With the addition of Google Cloud Platform, researchers can now spend less time moving data around and more time analyzing data and collaborating with colleagues. Cutting down on administrative efforts and waiting time, this will enable Autism Speaks and its research community to make discoveries and drive innovation faster than ever before.
The insight and expertise the Google team has already brought to the table has been unmatched. Our work with them has been a game-changer for MSSNG. Together, we hold the capability of accelerating breakthroughs in understanding the causes and subtypes of autism in ways that can advance diagnosis and treatment as never before. MSSNG has already completed the sequencing of 1,000 cases, and currently has close to 2,000 additional samples nearing completion.
Metrics
With Cloud platform, the MSSNG project has been able to broadly share one of the largest collections of whole genome sequences ever created with a diverse set of researchers and clinicians. Currently, 3540 genome sequences have been uploaded and 1715 of them have been made available to the research community.
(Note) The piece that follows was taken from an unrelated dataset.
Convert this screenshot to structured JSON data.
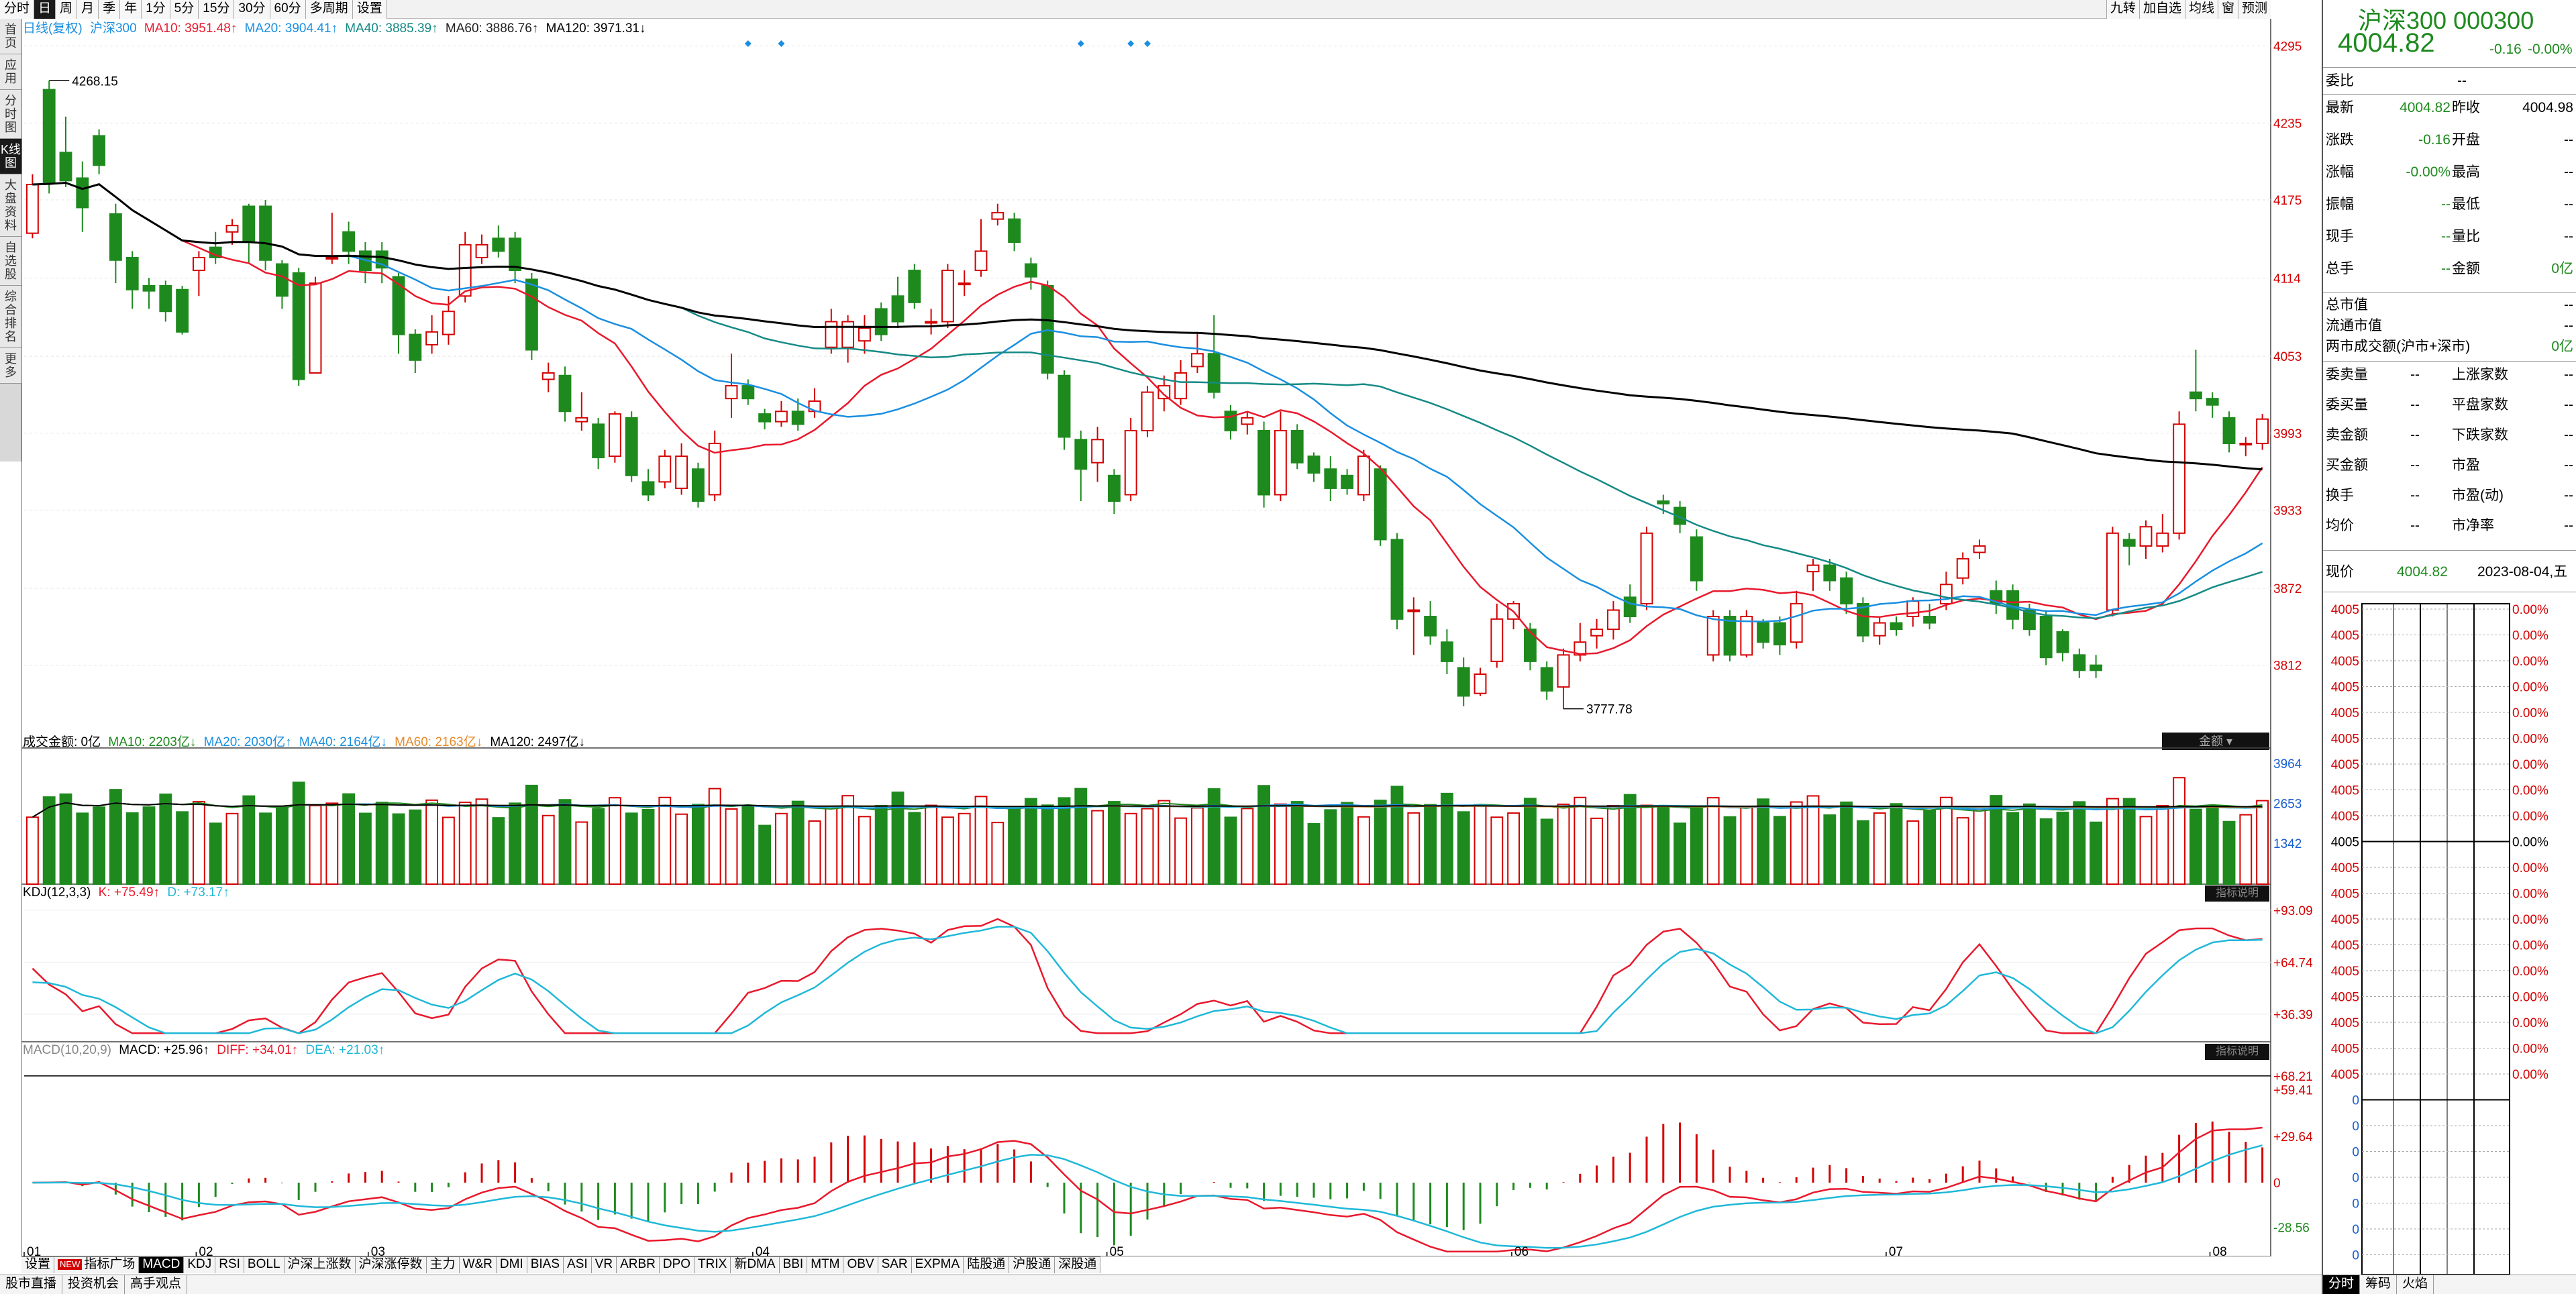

Today, 54 investigators from 21 different institutions spread across 5 countries have used the Google Cloud platform to access the MSSNG genomics data. This type of broad sharing of the over one million gibibytes of data those genome represent would not traditionally be possible without Cloud Platform.
The Technology
Autism Speaks selected Google Cloud Platform to store its data and enable real-time, collaborative access among researchers around the world. The organization is in the process of uploading 100 terabytes of data to Google Cloud Storage, and from there, will import it into Google Genomics. Google Genomics will allow scientists to access the data via the Genomics API, explore it interactively using Google BigQuery, and perform custom analysis using Google Compute Engine.
Disruptive Factor
AGRE allows qualified researchers to access the sequencing data using any modern web browse. With access time to genomic data significantly reduced, data from more than 12,000 individuals will be more readily leveraged to expedite autism research. Improving efficiency with Google Cloud Platform is literally helping search to cure autism around the world.
The flexibility of Cloud Platform also enables MSSNG to provide multiple ports of entry to the massive dataset. For well-trained bioinformaticians that want to ask complex questions of the data, the Google Genomics API allows command line querying. But for clinicians or genetic counselors that may only what to ask very specific questions, MSSNG has been able to mount a web-based portal on top of the Google Cloud to allow easy access to the data. Now these individuals can quickly find the answer they are looking for and turn that data back around to the patient.
Shining Moment
AGRE allows qualified researchers to access the sequencing data using any modern web browse. With access time to genomic data significantly reduced, data from more than 12,000 individuals will be more readily leveraged to expedite autism research. Researchers can now spend less time moving data around and more time analyzing data and collaborating with colleagues. Improving efficiency with Google Cloud Platform is literally helping search to cure autism around the world.